Et il ne peut s’empêcher d’ajouter :

« L’exécution de Louis XVI était-elle nécessaire à l’affermissement de la République ?… Les faits postérieurs ont prouvé qu’elle n’a rien affermi. Était-elle légitime ? Elle était évidemment légitime au même degré que le combat mortel engagé entre le peuple et la royauté ; mais la Convention crut tuer le roi et ne tua qu’un homme insignifiant, convaincu d’ailleurs qu’il n’avait à se reprocher aucun des crimes qu’on lui imputait. »
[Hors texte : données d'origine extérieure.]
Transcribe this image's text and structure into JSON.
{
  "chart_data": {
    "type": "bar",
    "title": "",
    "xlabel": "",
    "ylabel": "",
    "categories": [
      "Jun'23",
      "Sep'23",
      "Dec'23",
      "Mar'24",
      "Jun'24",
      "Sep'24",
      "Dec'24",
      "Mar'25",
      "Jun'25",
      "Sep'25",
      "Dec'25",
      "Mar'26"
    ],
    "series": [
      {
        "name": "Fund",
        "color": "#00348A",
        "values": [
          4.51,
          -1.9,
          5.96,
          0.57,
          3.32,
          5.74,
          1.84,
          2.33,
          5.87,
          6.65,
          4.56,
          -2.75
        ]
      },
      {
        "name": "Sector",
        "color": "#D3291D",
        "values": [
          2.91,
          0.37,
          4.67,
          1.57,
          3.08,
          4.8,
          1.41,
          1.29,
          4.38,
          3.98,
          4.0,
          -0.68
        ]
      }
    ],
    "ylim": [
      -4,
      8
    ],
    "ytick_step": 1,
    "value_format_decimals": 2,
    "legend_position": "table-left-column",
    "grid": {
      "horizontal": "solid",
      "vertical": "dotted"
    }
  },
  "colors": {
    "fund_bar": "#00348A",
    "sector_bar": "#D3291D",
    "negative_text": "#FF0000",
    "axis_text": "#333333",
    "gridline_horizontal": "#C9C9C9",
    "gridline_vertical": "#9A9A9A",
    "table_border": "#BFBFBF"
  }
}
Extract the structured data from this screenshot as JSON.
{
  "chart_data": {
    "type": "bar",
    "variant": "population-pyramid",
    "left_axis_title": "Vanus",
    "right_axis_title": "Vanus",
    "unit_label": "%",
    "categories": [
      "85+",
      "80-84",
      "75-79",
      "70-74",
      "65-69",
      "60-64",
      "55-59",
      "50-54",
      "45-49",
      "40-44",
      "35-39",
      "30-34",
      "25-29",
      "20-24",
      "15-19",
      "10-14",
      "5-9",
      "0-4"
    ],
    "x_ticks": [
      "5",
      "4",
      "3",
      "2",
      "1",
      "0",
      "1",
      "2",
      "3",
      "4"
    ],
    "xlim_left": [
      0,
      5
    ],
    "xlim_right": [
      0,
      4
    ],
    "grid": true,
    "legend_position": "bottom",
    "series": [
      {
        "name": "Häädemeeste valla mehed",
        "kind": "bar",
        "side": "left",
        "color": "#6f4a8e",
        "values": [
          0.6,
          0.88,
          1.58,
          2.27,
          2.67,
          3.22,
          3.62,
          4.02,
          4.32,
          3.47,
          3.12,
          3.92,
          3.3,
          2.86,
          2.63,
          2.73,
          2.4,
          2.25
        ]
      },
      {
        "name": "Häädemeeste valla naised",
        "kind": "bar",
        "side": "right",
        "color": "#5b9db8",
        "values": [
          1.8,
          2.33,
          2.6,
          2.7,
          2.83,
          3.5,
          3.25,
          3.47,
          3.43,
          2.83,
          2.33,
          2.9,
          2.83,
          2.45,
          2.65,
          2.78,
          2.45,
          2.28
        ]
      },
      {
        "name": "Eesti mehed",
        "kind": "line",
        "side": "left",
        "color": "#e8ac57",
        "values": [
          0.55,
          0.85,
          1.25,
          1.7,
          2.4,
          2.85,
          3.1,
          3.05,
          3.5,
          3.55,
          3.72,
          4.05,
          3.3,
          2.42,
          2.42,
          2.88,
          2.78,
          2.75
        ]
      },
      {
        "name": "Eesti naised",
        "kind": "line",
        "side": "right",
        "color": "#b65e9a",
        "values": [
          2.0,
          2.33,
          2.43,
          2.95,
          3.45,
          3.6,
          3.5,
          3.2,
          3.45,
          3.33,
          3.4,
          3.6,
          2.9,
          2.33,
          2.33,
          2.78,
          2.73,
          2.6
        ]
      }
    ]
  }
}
On pourrait mutiplier ces exemples. Ce qui perce, sous la livrée volontaire de froideur que le poète a revêtu, c’est la haine des violences sanguinaires, c’est la passion politique, toujours renaissante du poète qui ne lui permet pas d’aborder, avec le sang-froid d’un historien, les annales révolutionnaires[1]. Cette passion éclate dans l’Avant-Propos de vingt lignes qu’il place en tête de cette brochure politique, avec une sincérité de violence, qui ferait croire, à ceux qui s’en tiendraient à ce passage de son œuvre que, cet évolu-

  1. Dès 1864, Leconte de Lisle avait écrit : « Entre toutes les passions qui sont autant de foyers intérieurs d’où jaillit la satire, la passion politique est une des plus âpres et des plus fécondes. Haine de la tyrannie, amour de la liberté, goût de la lutte, ambition de la victoire ou du martyr, tout s’y donne rendez-vous et s’y rencontre. Les forces de l’âme s’y retrempent et l’ardeur du combat s’y ravive »… (Étude sur Barbier. Nain Jaune.)